Make sure the crond service is running with:
service crond status
It should say the service is running.
Create a file for each job in /etc/cron.d
- sphinx_main – runs at 2:12 AM each night
-
SHELL=/bin/sh
12 2 * * * sphinx indexer --rotate ads_main
- sphinx_delta – runs at every minute
-
SHELL=/bin/sh
* * * * * sphinx indexer --rotate ads_delta
Faster updates ?
1. Use merge
Instead of reindexing main, you could merge delta into main.
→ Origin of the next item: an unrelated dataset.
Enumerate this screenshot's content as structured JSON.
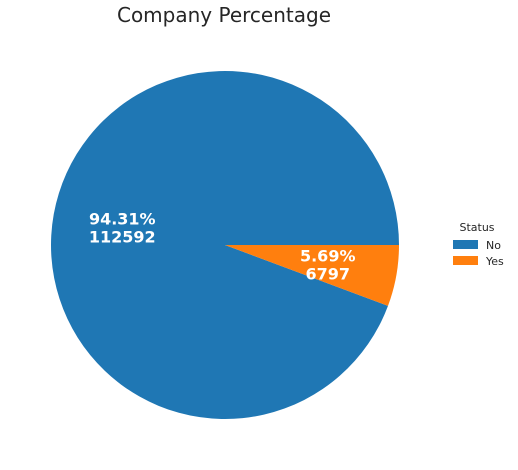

This still consumes a lot of memory, but it would be faster.
The basic command syntax is as follows:
indexer --merge DSTINDEX SRCINDEX [--rotate]
So you will have something like this:
indexer --merge ads_main ads_delta --rotate
The problem is that you can’t use the shell for this because you will need to update the sphinx_counter table also, and that is why you will need to do this from a script.
Pseudocode:
run merge command
update sphinx_counter table (sql update)
I prefer to rebuild the index each night to make sure I am using a synchronized version of the database.
A full re index for a 100K records table takes only a few seconds.
2. Use Real TIme indexes for live updates
Real Time indexes were introduced with version version 1.10-beta. Updates on a RT index can appear in the search results in 1-2 milliseconds, ie. 0.001-0.002 seconds. However, RT index are less efficient for bulk indexing huge amounts of data.